Within the IRC, we are researching two implantable devices. The first is an electrophoretic ion pump through which a drug solution is circulated and drug ions are discharged through an ion exchange membrane. The second is a fully polymeric delivery device in which the drug molecules are incorporated in the elastomer electrodes during manufacture.  

The implantable devices transport drug ions by electrophoresis into the targeted treatment area. They can be implanted in the tumour area, which overcomes the significant hurdle of bypassing the blood-brain barrier. In addition, these devices enable predominantly dry delivery by transporting only the supramolecular vehicles and molecular cargo without a solvent. This enables high drug concentrations to be achieved with spatiotemporal control while avoiding the possibility of pressure build-up and edema in the targeted area.

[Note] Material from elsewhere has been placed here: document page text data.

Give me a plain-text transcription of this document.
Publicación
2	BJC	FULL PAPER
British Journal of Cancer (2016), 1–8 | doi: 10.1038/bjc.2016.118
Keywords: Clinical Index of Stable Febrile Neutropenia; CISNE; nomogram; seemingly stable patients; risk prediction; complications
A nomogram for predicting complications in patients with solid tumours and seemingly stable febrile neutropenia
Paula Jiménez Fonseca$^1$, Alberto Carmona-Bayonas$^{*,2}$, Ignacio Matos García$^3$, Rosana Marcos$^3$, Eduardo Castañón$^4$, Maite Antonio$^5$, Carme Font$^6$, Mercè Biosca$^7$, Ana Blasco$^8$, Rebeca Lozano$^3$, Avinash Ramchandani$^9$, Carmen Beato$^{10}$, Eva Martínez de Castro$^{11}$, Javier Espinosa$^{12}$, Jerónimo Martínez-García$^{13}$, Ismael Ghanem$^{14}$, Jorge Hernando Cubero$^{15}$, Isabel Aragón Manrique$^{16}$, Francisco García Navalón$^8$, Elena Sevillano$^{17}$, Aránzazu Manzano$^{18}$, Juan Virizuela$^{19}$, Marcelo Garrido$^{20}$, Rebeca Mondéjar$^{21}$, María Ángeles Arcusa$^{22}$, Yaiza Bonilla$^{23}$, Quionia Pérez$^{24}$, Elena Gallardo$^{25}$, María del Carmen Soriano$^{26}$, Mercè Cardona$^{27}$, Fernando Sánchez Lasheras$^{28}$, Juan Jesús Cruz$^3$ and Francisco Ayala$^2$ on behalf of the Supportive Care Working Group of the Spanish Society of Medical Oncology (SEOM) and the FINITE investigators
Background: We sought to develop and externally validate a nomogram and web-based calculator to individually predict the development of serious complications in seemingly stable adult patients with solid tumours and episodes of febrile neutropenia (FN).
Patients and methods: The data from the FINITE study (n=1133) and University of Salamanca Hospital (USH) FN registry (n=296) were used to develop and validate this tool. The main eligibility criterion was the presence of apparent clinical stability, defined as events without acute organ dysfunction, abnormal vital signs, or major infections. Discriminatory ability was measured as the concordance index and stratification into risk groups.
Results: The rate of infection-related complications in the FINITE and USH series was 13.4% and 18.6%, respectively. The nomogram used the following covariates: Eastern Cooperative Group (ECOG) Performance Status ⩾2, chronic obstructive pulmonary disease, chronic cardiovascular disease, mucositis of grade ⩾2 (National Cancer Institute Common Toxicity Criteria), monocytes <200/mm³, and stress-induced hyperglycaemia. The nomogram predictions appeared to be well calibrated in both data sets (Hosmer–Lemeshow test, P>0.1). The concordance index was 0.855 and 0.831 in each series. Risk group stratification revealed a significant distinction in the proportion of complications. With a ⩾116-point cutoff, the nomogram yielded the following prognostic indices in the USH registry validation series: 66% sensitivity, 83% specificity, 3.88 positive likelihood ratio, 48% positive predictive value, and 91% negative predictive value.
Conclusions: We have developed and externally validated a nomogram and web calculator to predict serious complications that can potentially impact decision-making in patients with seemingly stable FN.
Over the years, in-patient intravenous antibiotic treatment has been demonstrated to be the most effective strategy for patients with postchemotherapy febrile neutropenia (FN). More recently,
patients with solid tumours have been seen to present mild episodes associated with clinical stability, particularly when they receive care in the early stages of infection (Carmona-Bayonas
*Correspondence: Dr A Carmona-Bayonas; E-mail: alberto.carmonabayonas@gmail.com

In their simplest form, electrophoretic ion pumps are similar to microdialysis devices, but with two electrodes that drive drug transport from the internal reservoir to the brain, thereby enabling more powerful drug delivery. The key component is an ion exchange membrane through which the drug is transported and released. The IRC is developing implantable devices using biocompatible, printable polymers for validation in inoperable brain tumour animal models following extensive in vitro characterisation.

The IRC is also exploring the incorporation of on-board lactate sensors for the in-situ monitoring of tumours. This coupling of in-situ sensing will enable real time feedback on the efficacy of drug delivery, which in turn will help clinicians optimise the dosing. The ability to precisely control the spatiotemporal profile of chemotherapy with an implanted device would mark a step change in cancer treatment.